Getting into a fight and not knowing what you’re doing can really hurt!”

– Me

“What I lose in strength I make up for in guts.”

– Dave Secatio, 10th Ave and 44th St.

Ok, we’re marketing street fighters. Well, if we were just street fighters, we would have to learn how, wouldn’t we? They say “experience is the best teacher” but who needs to get clobbered 500 times to learn a lesson? Can’t we get an advantage with some training? I should have taken my own advice, because I lost a lot of fights. If you walk up 8th avenue, you still may be able to find pieces of my body and chunks of my dignity.

True, there is no substitute for the street. The MBA’s who come out of college with advanced theories and analytical know how are still no match for a person who has developed a product and turned it into a $10 million company. The theory is that the MBA’s will be able to completely recognize and categorize patterns and once that happens can accelerate growth and decrease risk.

Just like knowing when to fight and knowing when to run, the best marketing street fighters both launched products/companies AND got their training. It’s why I have an MBA. And it’s why I learned the martial arts. Martial arts training is no match for a tough kid from Sheepshead Bay, Brooklyn who keeps charging after he gets shot. Or the kid that gets up after you break a bottle on his head. But when you combine the two schools of fighting? You become very hard to beat.

Most of the neighborhood toughs didn’t have the money or the desire to take Judo classes. But each of these guys had a number. Billy Bat always used the number 100. 100 brawls and you were a pro. Dave Secatio (rhymes with pistachio) put his number higher, closer to 300. When you think about it, that’s only 1 fight per week for 6 years, and you get two weeks vacation each year for Christmas and Yom Kippur. If you started fighting at 12, you were a pro by 18.

Beyond the morality of street fighting, I had a big problem: getting hit hurts! It really hurts! It hurts for days, sometimes weeks!

For me, it became important to seek out an expert in combat and learn from him, which I did. One word of caution: when you take up Karate, don’t tell anyone for a couple of years. “Karate me you BLEEP” and “Come On, Kick My Ass” will be in everyday life. Ironic because the whole of martial arts is about defense. One spilled word and you will be using that defense way before your training shows you how. Beyond Karate lessons or self defense classes, there are basic things you can do to train. Exercise, run, lift, eat right and learn to handle a weapon. A weapon doesn’t have to be a gun or a knife. My favorite is a fire extinguisher. Then you decide if that weapon is for offense or defense.
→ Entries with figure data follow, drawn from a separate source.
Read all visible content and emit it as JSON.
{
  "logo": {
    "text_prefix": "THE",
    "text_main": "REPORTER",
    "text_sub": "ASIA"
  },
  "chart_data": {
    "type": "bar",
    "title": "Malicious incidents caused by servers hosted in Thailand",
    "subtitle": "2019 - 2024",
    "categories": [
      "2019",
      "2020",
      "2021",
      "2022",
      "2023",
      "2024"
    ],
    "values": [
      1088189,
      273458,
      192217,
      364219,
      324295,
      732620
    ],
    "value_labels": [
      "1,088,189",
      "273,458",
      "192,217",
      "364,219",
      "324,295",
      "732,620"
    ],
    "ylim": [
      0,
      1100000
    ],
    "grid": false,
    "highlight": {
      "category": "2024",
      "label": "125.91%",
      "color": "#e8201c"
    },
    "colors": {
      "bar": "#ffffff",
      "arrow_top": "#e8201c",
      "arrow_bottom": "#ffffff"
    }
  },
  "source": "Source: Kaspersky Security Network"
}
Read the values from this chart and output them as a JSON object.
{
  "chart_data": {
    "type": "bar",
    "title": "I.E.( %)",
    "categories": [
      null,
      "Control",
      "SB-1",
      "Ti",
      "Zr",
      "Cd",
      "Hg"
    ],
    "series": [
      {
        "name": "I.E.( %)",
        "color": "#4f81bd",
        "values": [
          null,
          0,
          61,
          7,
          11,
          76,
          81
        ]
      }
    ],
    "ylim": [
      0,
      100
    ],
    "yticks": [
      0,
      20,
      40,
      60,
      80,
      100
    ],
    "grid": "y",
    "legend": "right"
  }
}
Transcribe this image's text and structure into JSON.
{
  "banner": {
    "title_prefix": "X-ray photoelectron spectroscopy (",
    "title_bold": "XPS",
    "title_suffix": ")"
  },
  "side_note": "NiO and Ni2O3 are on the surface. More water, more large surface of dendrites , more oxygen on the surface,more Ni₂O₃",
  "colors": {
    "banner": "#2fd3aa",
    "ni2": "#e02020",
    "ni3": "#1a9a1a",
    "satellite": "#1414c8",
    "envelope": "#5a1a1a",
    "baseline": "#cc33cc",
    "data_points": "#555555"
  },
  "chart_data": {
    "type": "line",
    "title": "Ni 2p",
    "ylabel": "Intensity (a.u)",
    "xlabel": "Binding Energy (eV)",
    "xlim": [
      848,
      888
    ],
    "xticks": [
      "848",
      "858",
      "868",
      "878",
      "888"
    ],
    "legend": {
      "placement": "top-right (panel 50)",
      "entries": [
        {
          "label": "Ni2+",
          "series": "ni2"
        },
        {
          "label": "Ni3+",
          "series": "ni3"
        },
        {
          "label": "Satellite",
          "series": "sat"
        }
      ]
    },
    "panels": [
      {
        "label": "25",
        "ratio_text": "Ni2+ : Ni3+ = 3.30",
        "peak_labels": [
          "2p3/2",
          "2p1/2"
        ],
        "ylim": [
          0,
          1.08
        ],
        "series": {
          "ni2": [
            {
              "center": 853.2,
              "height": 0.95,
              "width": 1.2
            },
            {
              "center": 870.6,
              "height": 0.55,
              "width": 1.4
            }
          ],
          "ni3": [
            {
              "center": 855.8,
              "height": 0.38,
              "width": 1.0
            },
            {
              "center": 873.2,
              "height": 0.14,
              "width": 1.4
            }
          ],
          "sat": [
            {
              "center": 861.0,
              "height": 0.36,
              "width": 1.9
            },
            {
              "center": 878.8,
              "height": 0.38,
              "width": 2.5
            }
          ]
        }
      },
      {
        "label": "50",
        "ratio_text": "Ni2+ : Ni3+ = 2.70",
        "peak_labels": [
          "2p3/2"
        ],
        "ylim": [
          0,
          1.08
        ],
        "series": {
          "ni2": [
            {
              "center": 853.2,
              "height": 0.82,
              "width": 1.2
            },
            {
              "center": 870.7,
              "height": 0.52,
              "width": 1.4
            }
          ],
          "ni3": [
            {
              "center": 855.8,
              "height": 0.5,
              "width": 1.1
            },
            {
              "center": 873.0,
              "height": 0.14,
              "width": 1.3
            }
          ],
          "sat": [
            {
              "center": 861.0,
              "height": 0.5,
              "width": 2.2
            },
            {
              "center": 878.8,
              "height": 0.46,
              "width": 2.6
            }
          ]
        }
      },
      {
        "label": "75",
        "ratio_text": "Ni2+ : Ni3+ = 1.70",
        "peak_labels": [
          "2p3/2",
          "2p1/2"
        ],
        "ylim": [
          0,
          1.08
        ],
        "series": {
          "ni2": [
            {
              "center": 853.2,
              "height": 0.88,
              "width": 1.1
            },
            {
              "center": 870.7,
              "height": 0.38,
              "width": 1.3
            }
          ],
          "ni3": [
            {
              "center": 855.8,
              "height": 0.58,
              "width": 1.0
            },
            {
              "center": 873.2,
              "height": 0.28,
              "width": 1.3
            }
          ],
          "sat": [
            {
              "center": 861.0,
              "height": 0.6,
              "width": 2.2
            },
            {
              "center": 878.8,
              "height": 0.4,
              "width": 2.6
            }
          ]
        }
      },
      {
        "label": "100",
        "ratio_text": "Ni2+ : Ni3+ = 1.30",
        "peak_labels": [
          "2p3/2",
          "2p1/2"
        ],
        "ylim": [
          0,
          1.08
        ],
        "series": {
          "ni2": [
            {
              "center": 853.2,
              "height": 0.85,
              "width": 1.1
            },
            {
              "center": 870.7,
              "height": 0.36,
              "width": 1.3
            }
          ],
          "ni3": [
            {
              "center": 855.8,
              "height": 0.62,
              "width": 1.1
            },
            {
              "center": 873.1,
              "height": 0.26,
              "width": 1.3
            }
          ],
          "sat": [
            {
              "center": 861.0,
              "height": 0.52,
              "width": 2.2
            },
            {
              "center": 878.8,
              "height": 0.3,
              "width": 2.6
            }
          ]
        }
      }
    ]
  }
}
I won’t moralize on anyone here…but in my case the extinguisher is thedefense weapon in my hands when someone shows up at my door very late at night, unannounced.

Getting our martial arts training is akin to getting our marketing training. With marketing today covering so many areas, it’s hard at any given time to master all of them. Like Judo, if you alert people that you are working on something, you had better know what you are doing. Social media “likes” go up and down. If you want to tell your boss and your client that you are building them a Facebook page, make sure the “likes” tally keeps increasing, or they will beat you up on your numbers. If you are prescribing some sales management CRM solution, make sure you know it backwards and forwards.

Marketing is a two-edged sword. (And by the way, none of my crew carried any two-edged swords). Marketing can help you get customers, which is its intent. But italso alerts other crews…competitors who want your”turf.” It alerts your internal enemies at large firms who feel marketing is useless. So, if you are indeed stepping into the marketing ring, make sure you know how to use your fists.

Unfortunately, like street fighting, the only real way to learn marketing skills is to use them. And depending on the medium employed, the learning curve can be short, steep, or both. My conversations with other CMO’s and Marketing Directors always shock me in that so many of them haven’t figured out Social Media, its do’s and don’ts, and how to properly apply it.

The martial arts taught me roundhouse kicks. But how often do you kick someone in the head? Improper use of a roundhouse kick is like improper use of a Facebook page. The Social Media Gurus of the world will talk about brand engagement and community building without answering the key question: what does this do for revenue?

Had I known this in my Tae Kwon Do days I could have asked my master to teach me wrist holds or throws, which would have been far more practical than a roundhouse.

As Joey, the bartender said: “don’t put up your hands unless you are ready to use them.”